- Title
- Comb with the Hindu God Vishnu
- Date Made
- circa 1725
- Medium
- Ivory
- Dimensions
- 3 5/8 x 3 x 3/4 in. (9.21 x 7.62 x 1.91 cm)
- Accession Number
- M.80.232.1
- Collecting Area
- South and Southeast Asian Art
- Curatorial Notes
This small comb with fine teeth is embellished with a handle depicting the Hindu god Vishnu seated in the meditation posture (padma asana) on a lotus base in front of an aureole (prabhavali). He wears his tall mitre crown (kirita mukuta), the Brahmanical sacred thread (yajnopavita) over his left shoulder, and a long forest garland (vana mala). Vishnu has four arms bearing in his hands his standard attributes of a conch (lower right), discus (upper right), mace (upper left), and a lotus bud (lower left). The back of the comb has an oval recess with two lug holes used originally for attaching an inset glass or metal mirror.
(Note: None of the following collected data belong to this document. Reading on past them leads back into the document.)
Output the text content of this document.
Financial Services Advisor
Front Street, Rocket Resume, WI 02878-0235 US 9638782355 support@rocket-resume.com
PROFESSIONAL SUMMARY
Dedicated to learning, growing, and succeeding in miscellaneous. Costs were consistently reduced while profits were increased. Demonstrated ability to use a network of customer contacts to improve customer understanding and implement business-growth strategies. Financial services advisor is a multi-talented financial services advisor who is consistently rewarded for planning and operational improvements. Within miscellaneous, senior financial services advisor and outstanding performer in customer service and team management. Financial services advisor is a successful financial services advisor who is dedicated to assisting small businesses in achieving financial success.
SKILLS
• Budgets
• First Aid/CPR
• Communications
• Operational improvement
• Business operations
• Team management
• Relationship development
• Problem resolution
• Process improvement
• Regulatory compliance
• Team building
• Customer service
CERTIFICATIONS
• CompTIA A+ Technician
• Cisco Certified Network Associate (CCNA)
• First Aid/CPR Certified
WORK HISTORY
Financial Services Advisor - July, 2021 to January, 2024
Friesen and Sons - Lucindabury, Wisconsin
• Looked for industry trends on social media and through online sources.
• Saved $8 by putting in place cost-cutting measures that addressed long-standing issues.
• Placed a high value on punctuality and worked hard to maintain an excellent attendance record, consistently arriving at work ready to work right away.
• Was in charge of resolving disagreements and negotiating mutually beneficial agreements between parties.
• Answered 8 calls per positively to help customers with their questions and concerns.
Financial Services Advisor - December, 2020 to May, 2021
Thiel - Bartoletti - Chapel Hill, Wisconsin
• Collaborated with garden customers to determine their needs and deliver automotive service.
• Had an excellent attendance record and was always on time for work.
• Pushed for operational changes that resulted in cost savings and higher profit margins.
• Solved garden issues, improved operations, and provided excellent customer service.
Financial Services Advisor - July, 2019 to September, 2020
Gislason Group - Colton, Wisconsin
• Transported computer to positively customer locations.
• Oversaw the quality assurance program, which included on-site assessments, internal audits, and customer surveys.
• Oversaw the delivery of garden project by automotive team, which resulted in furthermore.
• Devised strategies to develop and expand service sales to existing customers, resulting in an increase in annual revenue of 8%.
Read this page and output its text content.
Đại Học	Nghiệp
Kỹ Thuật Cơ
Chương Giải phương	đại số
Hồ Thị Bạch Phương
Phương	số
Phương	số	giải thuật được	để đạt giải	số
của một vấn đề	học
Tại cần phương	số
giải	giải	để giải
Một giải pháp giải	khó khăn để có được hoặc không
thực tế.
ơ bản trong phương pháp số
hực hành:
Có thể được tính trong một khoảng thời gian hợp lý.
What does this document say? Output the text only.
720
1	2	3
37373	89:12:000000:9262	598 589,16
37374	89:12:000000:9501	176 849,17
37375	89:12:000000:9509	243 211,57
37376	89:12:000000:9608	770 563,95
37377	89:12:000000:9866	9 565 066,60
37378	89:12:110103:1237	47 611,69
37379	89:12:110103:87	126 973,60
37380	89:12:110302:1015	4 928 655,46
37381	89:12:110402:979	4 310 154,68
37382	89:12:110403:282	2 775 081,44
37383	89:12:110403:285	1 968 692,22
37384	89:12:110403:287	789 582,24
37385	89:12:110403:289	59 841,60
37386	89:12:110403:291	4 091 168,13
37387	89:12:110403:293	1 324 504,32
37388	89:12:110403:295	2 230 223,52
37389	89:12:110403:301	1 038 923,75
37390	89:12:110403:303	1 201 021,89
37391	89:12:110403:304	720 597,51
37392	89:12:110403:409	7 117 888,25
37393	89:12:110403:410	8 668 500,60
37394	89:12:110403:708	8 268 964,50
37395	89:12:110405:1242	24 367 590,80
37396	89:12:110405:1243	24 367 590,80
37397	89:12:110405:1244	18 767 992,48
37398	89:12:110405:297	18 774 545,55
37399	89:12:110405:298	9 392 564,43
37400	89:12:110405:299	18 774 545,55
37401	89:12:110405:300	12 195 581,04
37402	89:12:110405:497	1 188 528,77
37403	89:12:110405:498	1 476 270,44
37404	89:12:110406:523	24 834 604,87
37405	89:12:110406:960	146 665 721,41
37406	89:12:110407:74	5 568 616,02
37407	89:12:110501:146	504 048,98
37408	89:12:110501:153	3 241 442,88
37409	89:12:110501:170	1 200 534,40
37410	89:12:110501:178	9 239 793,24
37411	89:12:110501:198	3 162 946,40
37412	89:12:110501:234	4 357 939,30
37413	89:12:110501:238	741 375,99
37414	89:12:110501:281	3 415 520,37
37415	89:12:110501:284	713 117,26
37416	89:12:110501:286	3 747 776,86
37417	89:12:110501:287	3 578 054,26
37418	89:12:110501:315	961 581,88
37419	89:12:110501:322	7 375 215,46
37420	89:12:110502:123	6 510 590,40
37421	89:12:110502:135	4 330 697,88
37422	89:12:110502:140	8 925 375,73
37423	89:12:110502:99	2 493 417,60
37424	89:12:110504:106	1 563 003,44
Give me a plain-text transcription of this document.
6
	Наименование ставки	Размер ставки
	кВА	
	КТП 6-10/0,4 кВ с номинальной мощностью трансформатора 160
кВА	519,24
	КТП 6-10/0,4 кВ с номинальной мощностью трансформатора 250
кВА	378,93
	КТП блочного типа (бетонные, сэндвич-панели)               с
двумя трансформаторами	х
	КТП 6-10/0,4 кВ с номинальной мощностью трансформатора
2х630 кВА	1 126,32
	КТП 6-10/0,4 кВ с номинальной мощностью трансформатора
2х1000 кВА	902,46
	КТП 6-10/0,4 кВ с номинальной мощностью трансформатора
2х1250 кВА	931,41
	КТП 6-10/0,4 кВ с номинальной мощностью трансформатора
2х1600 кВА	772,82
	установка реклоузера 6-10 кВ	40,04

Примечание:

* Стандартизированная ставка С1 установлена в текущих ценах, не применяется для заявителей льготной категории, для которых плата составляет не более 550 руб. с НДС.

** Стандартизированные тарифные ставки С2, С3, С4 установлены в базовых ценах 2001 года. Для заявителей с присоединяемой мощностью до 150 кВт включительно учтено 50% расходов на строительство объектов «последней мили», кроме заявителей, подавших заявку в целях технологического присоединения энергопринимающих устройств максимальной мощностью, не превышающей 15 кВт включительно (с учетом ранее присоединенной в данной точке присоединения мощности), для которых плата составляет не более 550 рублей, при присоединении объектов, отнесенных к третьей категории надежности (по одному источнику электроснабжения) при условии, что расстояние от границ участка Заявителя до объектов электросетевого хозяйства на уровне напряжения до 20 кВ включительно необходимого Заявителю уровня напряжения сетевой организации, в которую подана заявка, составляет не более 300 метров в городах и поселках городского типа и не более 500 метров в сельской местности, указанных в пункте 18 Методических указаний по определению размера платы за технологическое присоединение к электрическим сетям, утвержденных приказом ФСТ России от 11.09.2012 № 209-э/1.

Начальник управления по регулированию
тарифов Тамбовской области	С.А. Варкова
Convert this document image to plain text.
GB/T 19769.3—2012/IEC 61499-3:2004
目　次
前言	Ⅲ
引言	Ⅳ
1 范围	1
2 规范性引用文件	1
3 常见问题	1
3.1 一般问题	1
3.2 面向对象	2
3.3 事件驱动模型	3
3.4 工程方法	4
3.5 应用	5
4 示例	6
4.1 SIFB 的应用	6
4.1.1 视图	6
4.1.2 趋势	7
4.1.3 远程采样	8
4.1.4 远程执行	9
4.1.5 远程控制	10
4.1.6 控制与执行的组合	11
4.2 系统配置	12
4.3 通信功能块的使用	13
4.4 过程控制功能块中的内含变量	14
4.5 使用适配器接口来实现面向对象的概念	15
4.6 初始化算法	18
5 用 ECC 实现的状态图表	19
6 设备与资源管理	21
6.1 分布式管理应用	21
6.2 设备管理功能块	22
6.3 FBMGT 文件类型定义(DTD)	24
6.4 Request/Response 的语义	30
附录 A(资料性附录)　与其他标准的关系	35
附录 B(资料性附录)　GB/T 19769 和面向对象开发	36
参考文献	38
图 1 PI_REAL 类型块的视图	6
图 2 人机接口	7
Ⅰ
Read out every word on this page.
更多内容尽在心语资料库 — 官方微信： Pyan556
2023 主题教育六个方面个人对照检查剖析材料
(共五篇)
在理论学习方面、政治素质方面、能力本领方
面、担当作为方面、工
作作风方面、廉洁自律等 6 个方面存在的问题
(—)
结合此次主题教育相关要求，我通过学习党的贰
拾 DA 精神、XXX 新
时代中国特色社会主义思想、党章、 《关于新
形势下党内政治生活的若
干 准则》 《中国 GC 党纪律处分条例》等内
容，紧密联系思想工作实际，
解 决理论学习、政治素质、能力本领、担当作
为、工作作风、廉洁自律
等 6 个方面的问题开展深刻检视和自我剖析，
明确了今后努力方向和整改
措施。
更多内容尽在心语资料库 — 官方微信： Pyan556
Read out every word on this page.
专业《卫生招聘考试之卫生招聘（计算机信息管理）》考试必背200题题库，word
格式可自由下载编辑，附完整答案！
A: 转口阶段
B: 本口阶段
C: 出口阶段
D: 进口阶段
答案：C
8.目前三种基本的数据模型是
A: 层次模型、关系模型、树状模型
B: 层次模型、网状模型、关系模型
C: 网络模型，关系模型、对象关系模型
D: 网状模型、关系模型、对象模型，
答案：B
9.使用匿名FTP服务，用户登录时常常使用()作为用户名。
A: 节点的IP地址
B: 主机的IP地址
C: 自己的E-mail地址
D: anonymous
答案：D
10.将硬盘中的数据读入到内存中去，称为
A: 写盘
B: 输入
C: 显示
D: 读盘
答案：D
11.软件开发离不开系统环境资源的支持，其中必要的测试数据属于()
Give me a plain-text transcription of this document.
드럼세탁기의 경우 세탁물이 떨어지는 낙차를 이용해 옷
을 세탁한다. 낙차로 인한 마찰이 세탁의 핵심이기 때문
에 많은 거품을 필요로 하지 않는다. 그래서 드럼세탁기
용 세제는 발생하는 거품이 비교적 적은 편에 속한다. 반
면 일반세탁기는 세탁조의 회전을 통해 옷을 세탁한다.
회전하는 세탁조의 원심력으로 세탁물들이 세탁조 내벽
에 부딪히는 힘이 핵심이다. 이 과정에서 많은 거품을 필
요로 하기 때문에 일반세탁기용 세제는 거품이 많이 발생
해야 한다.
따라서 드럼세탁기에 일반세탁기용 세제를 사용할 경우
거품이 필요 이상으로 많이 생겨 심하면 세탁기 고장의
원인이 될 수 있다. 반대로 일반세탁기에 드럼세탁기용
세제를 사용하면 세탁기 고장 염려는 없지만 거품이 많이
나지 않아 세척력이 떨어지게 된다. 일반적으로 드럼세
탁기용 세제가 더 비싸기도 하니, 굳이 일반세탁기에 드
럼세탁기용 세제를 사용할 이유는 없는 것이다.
See also M.83.218.1 (the comb’s teeth have been removed, probably due to breakage). Comparable Nepalese ivory combs are in The Walters Art Museum, Baltimore (71.1226) and The Daalder Collection, Adelaide. A metal mirror with an ivory handle with similar imagery and carving style is in National Museum, Kathmandu. It is dated 1773 and was commissioned by the barber Sikurabhana in honor of Ratneshvara (Lord of Jewels), an epithet of Shiva.
- Selected Bibliography
- Pal, Pratapaditya. Elephants and Ivories in South Asia. Los Angeles: Los Angeles County Museum of Art, 1981.
- Pal, Pratapaditya. Art of Nepal. Los Angeles: Los Angeles County Museum of Art; University of California Press, 1985.